The need to lower the percentage to 10% in 1990 clause 40 was replaced
by 40A & 40B

HISTORY
ORIGINAL CLAUSE 40 A
When any person acquire or agrees to acquire shares in a company and when the total nominal value of
such shares, together with the shares already held by him exceeds or shall exceed 5% of the total
voting capital of the company, the acquirer as also the company should notify the stock exchange of
such acquisition within two days.

Any person holding shares less than 10% of the nominal value of shares in a company, shall not
acquire any shares, when taken together with the shares already held shall carry 10% or more of the
voting rights unless he notifies the stock exchange and fulfils the conditions specified in clause 40B
ORIGINAL CLAUSE 40 B

In case of an acquisition of shares exceeding 10% of the voting capital of any company, the person so
acquiring the shares shall make open offer to acquire at least 20% shares from the public through an
open offer.
OBJECTIONS TO THE CLAUSES
The clauses didn’t have a statutory force behind them. The listing agreement being a contract between
a company and a stock exchange, it could be enforced upon an acquirer only if it was a listed company.

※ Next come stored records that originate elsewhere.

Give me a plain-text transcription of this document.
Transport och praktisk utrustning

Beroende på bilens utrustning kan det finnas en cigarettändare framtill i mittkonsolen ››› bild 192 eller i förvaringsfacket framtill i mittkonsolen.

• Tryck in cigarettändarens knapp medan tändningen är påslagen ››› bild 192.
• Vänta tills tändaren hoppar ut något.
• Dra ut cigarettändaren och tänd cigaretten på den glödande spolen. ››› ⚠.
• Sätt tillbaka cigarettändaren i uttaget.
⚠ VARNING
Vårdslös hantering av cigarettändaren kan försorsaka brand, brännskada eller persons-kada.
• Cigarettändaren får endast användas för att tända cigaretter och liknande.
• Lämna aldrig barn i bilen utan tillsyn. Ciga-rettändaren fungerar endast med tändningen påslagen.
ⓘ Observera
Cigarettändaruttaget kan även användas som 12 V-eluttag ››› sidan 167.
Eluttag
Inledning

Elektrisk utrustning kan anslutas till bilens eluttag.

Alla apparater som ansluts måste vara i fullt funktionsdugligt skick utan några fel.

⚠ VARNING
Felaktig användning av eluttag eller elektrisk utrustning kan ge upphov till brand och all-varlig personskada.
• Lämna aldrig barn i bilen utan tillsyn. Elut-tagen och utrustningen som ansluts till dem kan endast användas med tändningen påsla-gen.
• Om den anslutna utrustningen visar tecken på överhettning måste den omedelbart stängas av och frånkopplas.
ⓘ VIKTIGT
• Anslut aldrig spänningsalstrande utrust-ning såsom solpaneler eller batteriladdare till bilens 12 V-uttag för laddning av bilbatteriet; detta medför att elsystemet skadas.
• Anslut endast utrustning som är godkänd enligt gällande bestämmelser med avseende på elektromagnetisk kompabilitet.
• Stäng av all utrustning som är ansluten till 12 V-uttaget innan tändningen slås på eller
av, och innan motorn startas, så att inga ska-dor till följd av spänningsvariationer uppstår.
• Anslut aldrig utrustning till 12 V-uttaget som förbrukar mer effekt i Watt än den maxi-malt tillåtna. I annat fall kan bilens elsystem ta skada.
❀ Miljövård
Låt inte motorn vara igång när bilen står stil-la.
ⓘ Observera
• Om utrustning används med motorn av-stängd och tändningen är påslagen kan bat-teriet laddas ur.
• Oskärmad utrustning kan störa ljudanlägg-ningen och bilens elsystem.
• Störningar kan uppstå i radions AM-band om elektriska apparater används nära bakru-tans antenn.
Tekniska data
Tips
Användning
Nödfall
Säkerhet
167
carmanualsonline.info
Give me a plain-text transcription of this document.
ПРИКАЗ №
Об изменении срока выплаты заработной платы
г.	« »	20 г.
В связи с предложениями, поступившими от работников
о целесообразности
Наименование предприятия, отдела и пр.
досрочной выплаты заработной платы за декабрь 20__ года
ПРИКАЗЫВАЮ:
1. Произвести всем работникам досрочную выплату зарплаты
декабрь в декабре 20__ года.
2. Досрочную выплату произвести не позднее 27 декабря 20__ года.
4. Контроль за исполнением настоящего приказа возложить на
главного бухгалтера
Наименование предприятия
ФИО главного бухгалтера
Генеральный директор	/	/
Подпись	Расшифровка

The only remedy for non-compliance with these clauses was delisting the shares of the target company.
However, this was contrary to the very object of investor protection for which it was meant.
AMENDMENTS TO CLAUSE 40 A
According to the SEBI (Substantial Acquisition of Shares Takeovers) Regulations, 1997

(these are not applicable for government companies)

All listed companies are required to ensure a 25% minimum public shareholding except:

A) companies which offered shares to the public less than 25% but not less than 10%

B) companies that have reached or are yet to reach a size of 2 crores or more in number of shares and 1000
crores or more in terms of market capitalization

Companies that were non-compliant of these conditions before 1 may 2006, were required to make themselves
compliant by increasing public shareholding to 25%.
AMENDMENTS TO CLAUSE 40 B

New clause 40B simply says that it is a condition for a continued listing that whenever a takeover offer
is made or there is a change in the management of a company, the person who secures the control of
the management and the company whose shares have been acquired shall comply with the relevant
provisions of the SEBI (Substantial Acquisition of Shares and Takeovers) Regulations, 1997.